Selon lui, à part le fait que ces taux d’absentéisme ont un impact sur la qualité du rendement des députés, ces derniers retardent les discussions durant les séances plénières. “On arrive en plénière avec d’énormes blocages” a-t-il argué.

Une situation qui selon lui impose le passage obligatoire à “la commission des consensus”, jugée dangereuse pour le processus législatif. “Cette commission est une boite noire au parlement. C’est une sorte de parlement parallèle où se discutent les amendements sans aucun respect de tout principe de transparence”, estime le représentant d’Al Bawsala. 

Al Bawsala

Pour lui, il faut soit l’abolir et remettre les débats dans leur cadre naturel en commissions et en plénière, soit la réglementer en publiant par exemple des procès-verbaux en bonne et due forme.

Pas de vision claire 

“Comparé aux années précédentes, on remarque un manque de vision et de priorisation flagrants de la part du parlement” a dénoncé Lamine Benghazi.
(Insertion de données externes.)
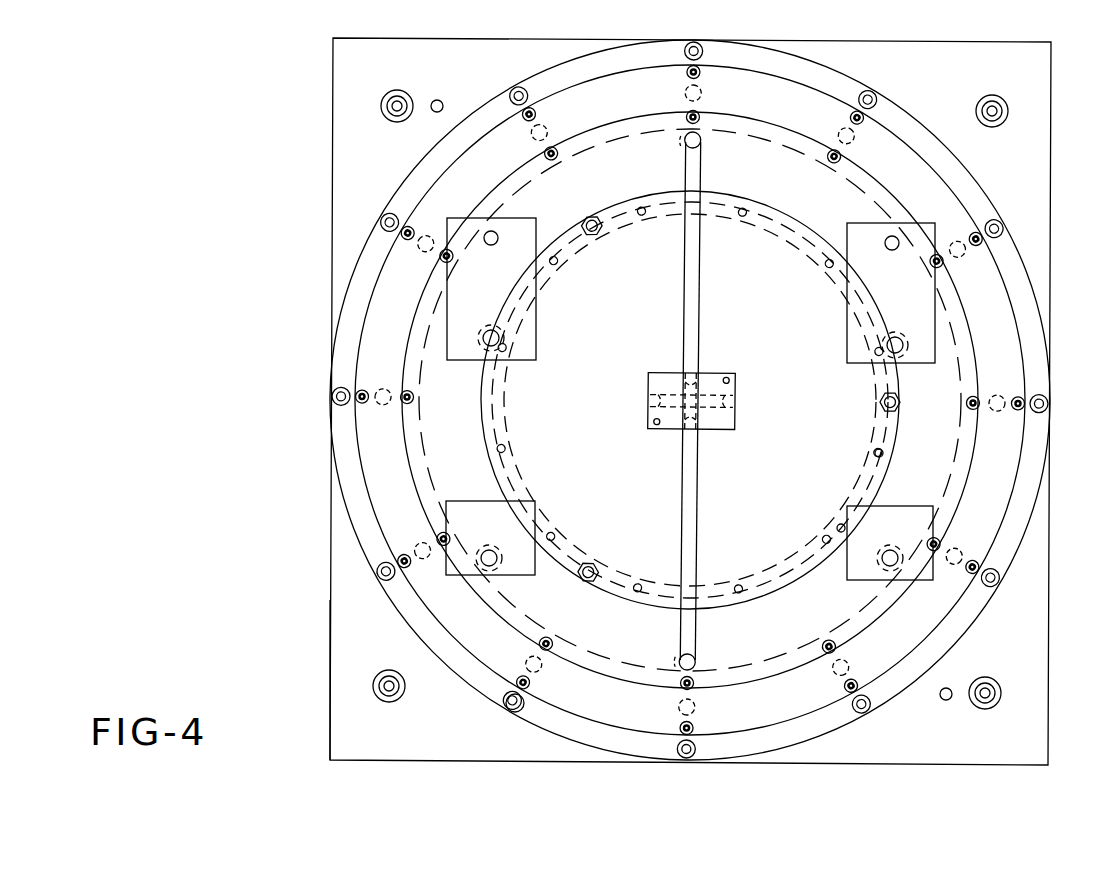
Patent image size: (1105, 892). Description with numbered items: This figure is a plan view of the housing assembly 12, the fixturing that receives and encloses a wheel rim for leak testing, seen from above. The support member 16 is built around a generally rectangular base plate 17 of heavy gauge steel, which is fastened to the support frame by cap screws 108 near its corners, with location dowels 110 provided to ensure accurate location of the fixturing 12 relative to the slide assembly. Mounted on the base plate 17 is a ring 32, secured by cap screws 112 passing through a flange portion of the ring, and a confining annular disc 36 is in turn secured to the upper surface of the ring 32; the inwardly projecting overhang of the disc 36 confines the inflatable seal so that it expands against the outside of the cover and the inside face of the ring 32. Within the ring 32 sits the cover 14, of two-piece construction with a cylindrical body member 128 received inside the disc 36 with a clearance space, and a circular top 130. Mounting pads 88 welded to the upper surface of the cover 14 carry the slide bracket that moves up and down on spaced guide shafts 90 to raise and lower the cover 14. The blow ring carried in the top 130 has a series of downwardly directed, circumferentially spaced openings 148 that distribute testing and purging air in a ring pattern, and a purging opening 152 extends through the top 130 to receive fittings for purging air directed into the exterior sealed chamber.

The housing assembly 12 is at (258, 603).
The cover 14 is at (408, 488).
The support member 16 is at (328, 204).
The base plate 17 is at (341, 668).
The ring 32 is at (455, 683).
The confining disc 36 is at (435, 593).
The mounting pads 88 is at (515, 218).
The guide shafts 90 is at (790, 588).
The cap screws 108 is at (381, 104).
The location dowels 110 is at (463, 88).
The cap screws 112 is at (520, 714).
The cylindrical body member 128 is at (400, 354).
The circular top 130 is at (592, 415).
The openings 148 is at (875, 456).
The purging opening 152 is at (697, 141).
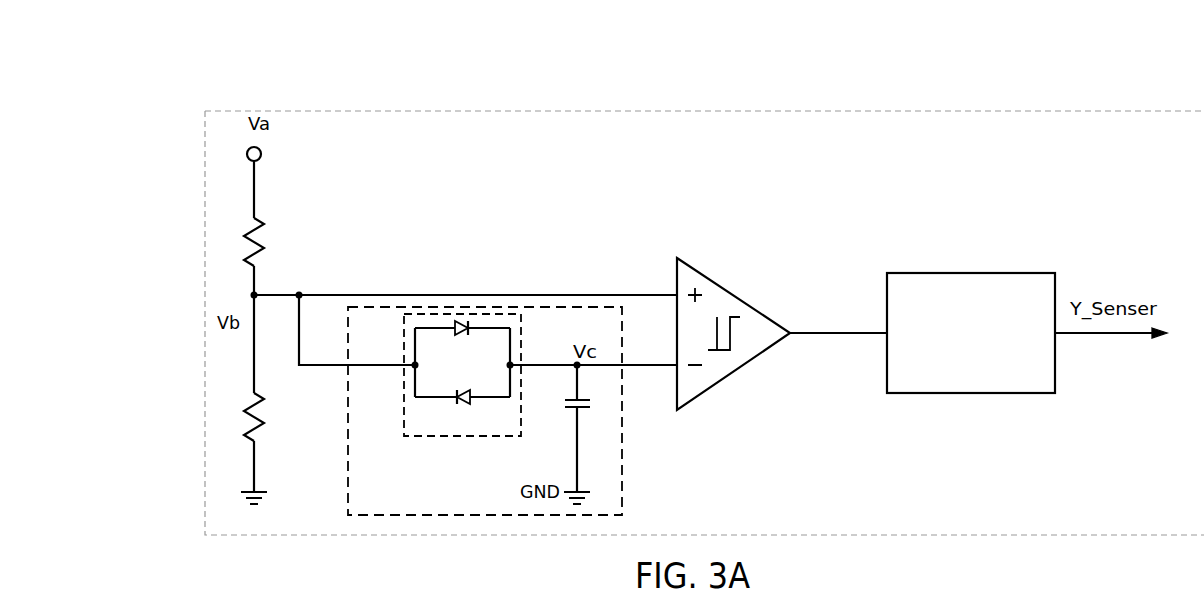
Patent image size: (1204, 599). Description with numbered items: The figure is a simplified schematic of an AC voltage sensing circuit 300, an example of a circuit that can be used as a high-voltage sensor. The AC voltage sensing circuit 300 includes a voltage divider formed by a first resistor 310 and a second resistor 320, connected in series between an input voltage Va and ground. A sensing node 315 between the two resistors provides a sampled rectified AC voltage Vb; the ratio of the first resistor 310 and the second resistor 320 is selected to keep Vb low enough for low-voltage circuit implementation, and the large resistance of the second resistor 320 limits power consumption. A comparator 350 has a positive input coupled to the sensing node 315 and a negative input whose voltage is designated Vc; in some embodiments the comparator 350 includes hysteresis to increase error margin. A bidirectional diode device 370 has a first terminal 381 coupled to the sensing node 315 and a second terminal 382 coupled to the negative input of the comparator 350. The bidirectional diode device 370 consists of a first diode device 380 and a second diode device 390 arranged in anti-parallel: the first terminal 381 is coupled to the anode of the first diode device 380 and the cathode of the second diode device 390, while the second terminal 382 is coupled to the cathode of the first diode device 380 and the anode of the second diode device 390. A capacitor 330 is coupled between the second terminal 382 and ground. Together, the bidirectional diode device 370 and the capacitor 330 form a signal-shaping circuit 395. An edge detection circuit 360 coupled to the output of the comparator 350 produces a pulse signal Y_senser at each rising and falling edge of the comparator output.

The AC voltage sensing circuit 300 is at (669, 110).
The first resistor 310 is at (281, 417).
The sensing node 315 is at (444, 295).
The second resistor 320 is at (281, 242).
The capacitor 330 is at (562, 428).
The comparator 350 is at (683, 258).
The edge detection circuit 360 is at (967, 273).
The bidirectional diode device 370 is at (470, 437).
The first diode device 380 is at (462, 340).
The first terminal 381 is at (413, 363).
The second terminal 382 is at (512, 363).
The second diode device 390 is at (462, 408).
The signal-shaping circuit 395 is at (622, 462).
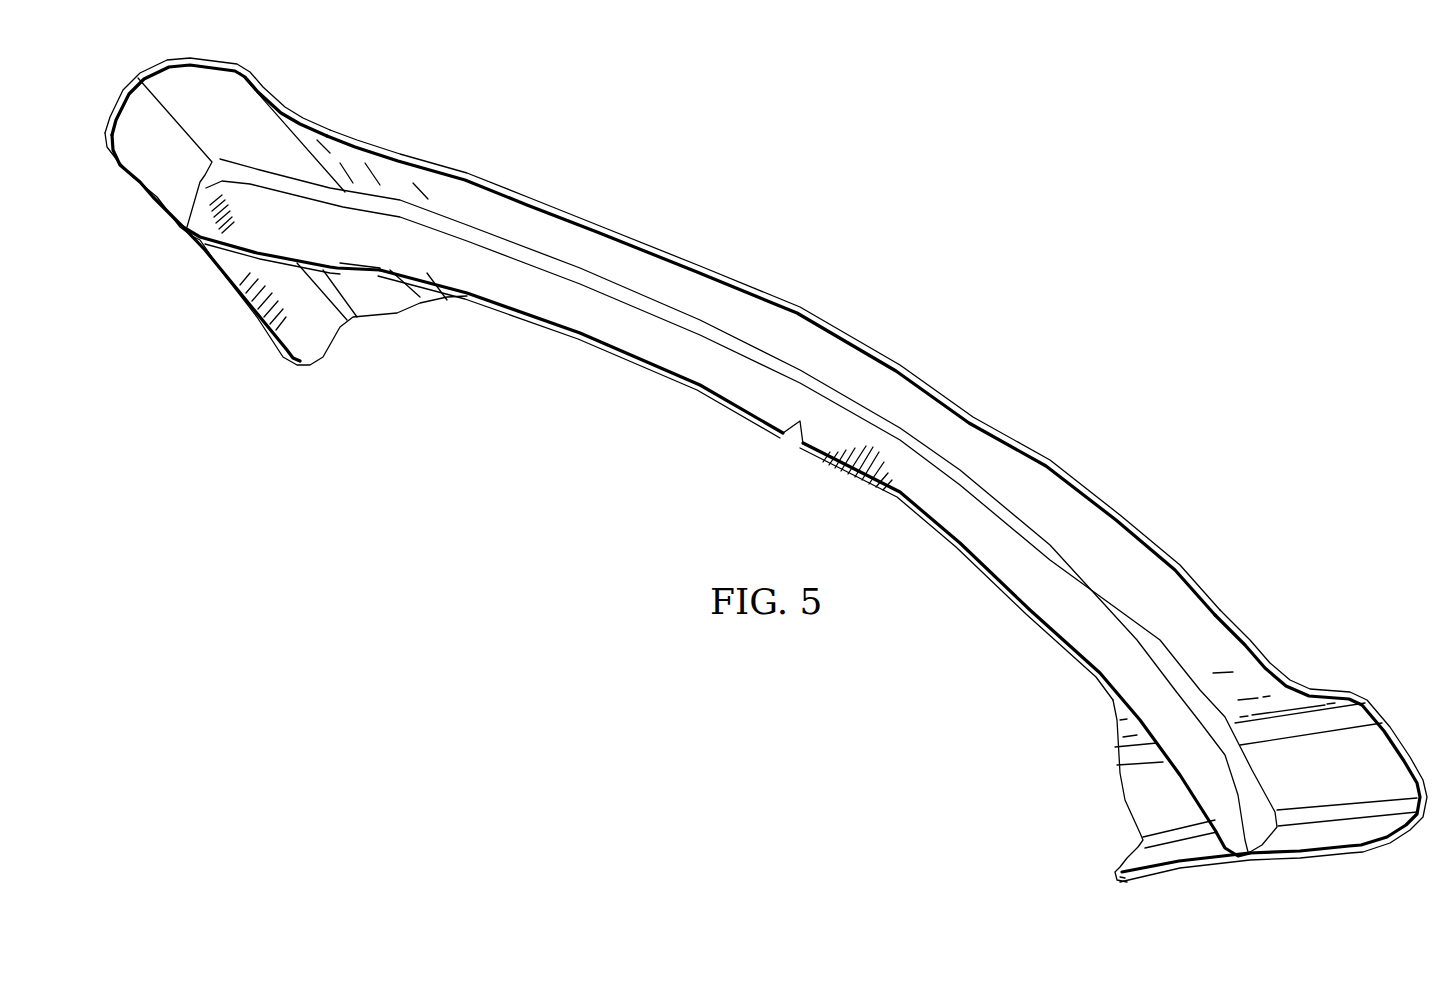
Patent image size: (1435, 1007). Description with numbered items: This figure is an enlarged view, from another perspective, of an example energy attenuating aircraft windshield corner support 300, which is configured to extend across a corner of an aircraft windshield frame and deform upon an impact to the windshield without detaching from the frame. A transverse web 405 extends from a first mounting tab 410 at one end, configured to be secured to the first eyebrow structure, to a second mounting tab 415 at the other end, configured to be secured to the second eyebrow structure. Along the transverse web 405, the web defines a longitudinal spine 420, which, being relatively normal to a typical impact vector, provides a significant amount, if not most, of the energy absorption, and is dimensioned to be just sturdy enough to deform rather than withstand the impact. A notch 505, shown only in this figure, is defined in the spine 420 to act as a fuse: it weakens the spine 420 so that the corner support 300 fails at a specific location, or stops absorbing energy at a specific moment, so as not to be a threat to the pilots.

The energy attenuating aircraft windshield corner support 300 is at (1008, 196).
The transverse web 405 is at (722, 302).
The first mounting tab 410 is at (148, 158).
The second mounting tab 415 is at (1320, 837).
The longitudinal spine 420 is at (710, 431).
The notch 505 is at (797, 442).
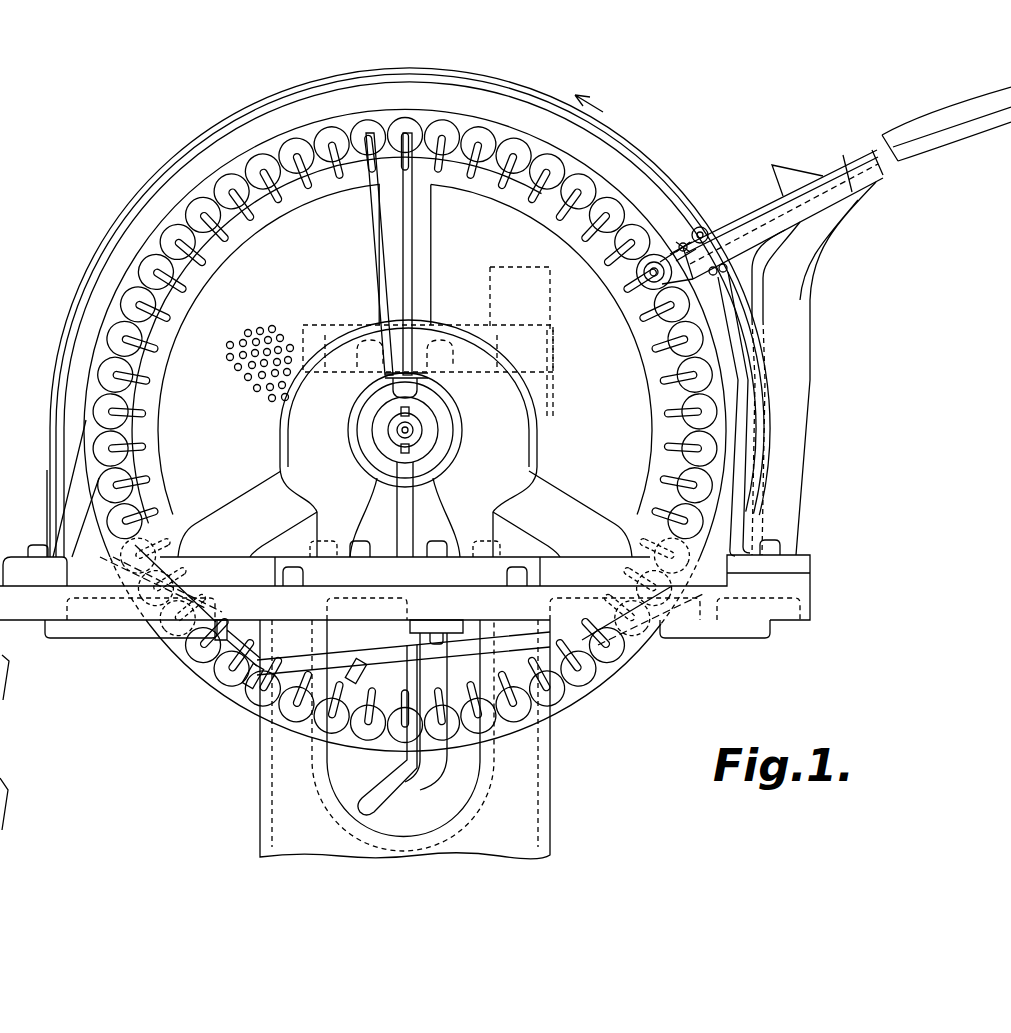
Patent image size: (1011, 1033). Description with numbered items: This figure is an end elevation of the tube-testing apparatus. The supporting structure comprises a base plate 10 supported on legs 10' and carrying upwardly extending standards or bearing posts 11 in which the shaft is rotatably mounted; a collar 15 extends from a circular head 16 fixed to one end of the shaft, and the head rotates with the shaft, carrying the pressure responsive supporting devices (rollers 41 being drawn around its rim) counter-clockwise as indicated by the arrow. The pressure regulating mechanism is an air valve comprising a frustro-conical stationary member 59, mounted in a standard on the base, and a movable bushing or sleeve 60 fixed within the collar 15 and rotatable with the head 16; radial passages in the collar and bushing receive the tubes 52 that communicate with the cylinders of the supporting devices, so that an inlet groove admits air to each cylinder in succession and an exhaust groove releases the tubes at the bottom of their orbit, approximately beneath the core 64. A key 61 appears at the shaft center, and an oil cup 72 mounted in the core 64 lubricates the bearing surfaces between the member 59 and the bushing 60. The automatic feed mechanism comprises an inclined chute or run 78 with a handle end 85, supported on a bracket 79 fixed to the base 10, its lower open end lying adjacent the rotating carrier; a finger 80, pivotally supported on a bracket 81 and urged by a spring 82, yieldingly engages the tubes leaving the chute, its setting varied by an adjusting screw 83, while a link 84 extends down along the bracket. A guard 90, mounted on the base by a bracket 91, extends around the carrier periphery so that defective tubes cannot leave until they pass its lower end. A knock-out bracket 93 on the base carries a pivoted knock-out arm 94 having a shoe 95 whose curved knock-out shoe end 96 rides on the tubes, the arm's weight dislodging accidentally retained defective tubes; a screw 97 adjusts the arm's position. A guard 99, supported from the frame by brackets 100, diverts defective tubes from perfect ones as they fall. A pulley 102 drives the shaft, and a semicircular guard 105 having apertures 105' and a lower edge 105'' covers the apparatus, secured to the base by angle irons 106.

The base plate 10 is at (425, 596).
The legs 10' is at (566, 733).
The standards or bearing posts 11 is at (507, 460).
The collar 15 is at (347, 420).
The head 16 is at (660, 424).
The roller 41 is at (368, 122).
The tubes (ducts) 52 is at (378, 200).
The stationary member 59 is at (443, 430).
The bushing or sleeve 60 is at (447, 407).
The key 61 is at (422, 443).
The core 64 is at (390, 432).
The oil cup 72 is at (395, 388).
The chute or run 78 is at (742, 215).
The bracket 79 is at (807, 300).
The finger 80 is at (660, 262).
The bracket 81 is at (707, 236).
The spring 82 is at (700, 226).
The adjusting screw 83 is at (680, 244).
The link 84 is at (683, 290).
The handle grip 85 is at (843, 168).
The guard 90 is at (117, 315).
The bracket 91 is at (72, 472).
The knock-out bracket 93 is at (450, 652).
The knock-out arm 94 is at (340, 663).
The shoe 95 is at (253, 673).
The knock-out shoe end 96 is at (237, 642).
The screw 97 is at (360, 673).
The guard 99 is at (380, 808).
The brackets 100 is at (430, 772).
The pulley 102 is at (550, 310).
The semicircular guard 105 is at (386, 327).
The apertures 105' is at (278, 345).
The guard edge 105'' is at (25, 513).
The angle irons 106 is at (770, 580).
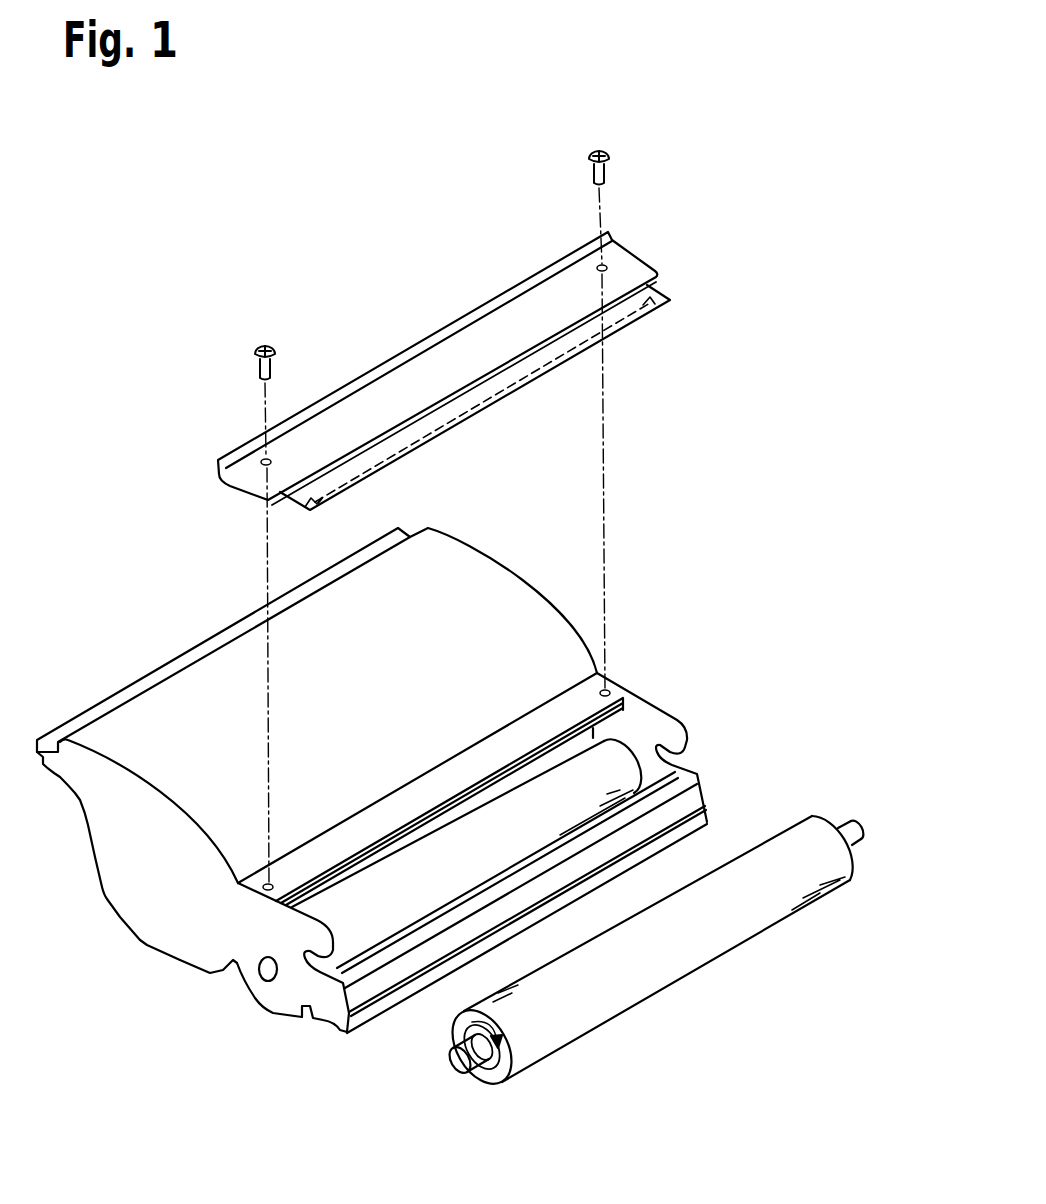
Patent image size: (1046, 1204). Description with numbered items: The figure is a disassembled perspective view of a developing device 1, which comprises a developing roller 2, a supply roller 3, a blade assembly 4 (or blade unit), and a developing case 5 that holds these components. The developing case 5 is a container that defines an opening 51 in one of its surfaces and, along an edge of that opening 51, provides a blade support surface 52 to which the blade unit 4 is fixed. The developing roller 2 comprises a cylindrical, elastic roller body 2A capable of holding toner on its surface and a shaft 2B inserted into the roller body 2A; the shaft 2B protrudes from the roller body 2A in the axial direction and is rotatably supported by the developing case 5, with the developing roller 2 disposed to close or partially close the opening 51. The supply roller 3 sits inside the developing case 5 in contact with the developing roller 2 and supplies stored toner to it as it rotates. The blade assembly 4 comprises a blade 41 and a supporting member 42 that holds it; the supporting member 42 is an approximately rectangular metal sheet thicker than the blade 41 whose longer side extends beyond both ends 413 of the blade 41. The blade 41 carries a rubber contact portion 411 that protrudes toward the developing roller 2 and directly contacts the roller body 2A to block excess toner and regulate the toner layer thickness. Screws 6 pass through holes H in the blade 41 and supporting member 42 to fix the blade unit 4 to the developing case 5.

The developing device 1 is at (370, 148).
The developing roller 2 is at (669, 955).
The roller body 2A is at (690, 964).
The shaft 2B is at (857, 826).
The supply roller 3 is at (523, 800).
The blade assembly 4 is at (461, 387).
The blade 41 is at (469, 416).
The contact portion 411 is at (304, 513).
The ends of the blade 413 is at (297, 503).
The supporting member 42 is at (629, 252).
The developing case 5 is at (372, 811).
The opening 51 is at (422, 951).
The blade support surface 52 is at (453, 766).
The screws 6 is at (268, 346).
The holes H is at (262, 461).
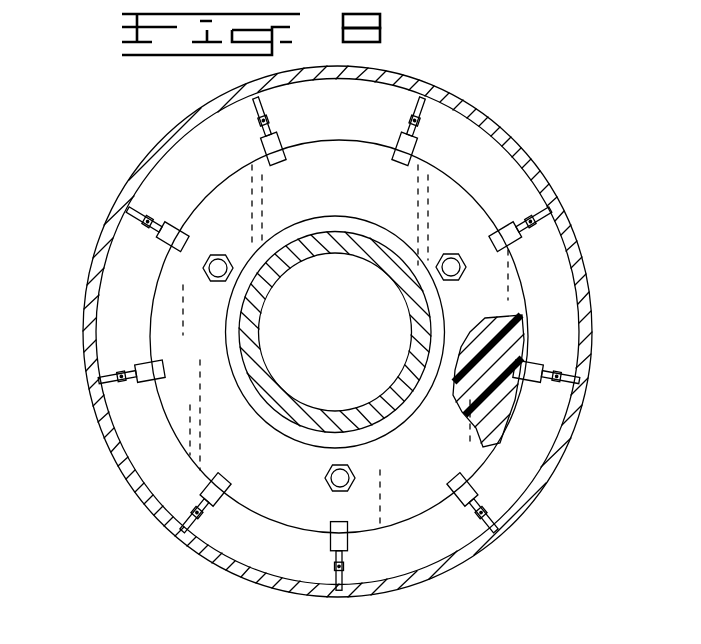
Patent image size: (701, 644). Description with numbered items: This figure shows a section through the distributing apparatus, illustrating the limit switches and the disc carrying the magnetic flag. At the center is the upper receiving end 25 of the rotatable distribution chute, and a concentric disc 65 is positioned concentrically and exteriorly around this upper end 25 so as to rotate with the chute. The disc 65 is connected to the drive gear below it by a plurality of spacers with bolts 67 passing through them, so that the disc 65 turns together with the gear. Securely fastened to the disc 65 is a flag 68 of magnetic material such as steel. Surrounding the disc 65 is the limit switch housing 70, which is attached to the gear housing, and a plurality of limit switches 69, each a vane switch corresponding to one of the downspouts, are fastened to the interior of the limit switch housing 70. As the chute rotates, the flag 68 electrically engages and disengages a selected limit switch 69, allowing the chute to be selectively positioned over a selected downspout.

The upper receiving end 25 is at (418, 308).
The concentric disc 65 is at (277, 502).
The bolts 67 is at (455, 252).
The flag 68 is at (510, 382).
The limit switch 69 is at (262, 150).
The limit switch housing 70 is at (123, 472).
Il a estimé que l’examen de certains projets de loi ne se font pas d’une façon continuelle, à l’instar des projets de loi relatifs aux collectivités locales et aux répressions contre les atteintes des forces armées. 

Selon lui, tout se fait en fonction de la volonté politique qui se trouve souvent influencée par l’actualité et les médias. “Le parlement a beaucoup travaillé durant le mois de janvier et février, il a adopté près de 300 articles en un mois et demi” a-t-il noté en signalant l’impact d’une telle adoption condensée sur la qualité du travail législatif. 

“S’il y avait une vision claire, une méthode de travail claire, ces heures de travail aurait étés étalées et le parlement aurait pu être plus efficace”, a-t-il répliqué.

À ses yeux, le parlement travaille selon l’actualité et les pressions qui peuvent s’exercer de l’extérieur.  

Beaucoup de retard 

Le représentant d’Al Bawsala a par ailleurs pointé du doigt le retard accumulé notamment en ce qui concerne la mise en place des instances constitutionnelles. “Nous avons une seule instance sur cinq qui fonctionne, et même cette dernière passe par une crise institutionnelle profonde et le parlement est ici responsable de trouver une solution à ce blocage” a-t-il lancé.  

Al Bawsala

Il a, d’autre part, évoqué le dossier relatif à la Cour constitutionnelle qui traine depuis plus de trois ans en soulignant l’urgence de la mise en place de cette instance. “Il faut absolument que le parlement élise les quatre membres” a-t-il martelé. 

Quelques améliorations sur la transparence 

En ce qui concerne les améliorations, Al Bawsala a mis en relief les efforts menés par le parlement en terme de transparence tels que la publication dans les délais des PV des réunions, l’annonce dans les temps des sessions de travail et l’utilisation de plus en plus fréquente du système du Livestreaming afin de pouvoir retransmettre en direct les débats lors des commissions. 

Al Bawsala

Les principales recommandations 

Dans son rapport, Al Bawsala a émis une série de recommandations dont notamment la définition de priorités législatives claires de la part de l’ARP au début de chaque session et la mise en place de mécanismes qui garantissent l’indépendance financière et administrative des parlementaires. 

Elle a proposé, d’autre part, le retrait systématique des indemnités des députés en cas d’absences injustifiées ainsi que la publication systématique des PV ainsi que la liste de présence dans les délais prévus par le règlement intérieur.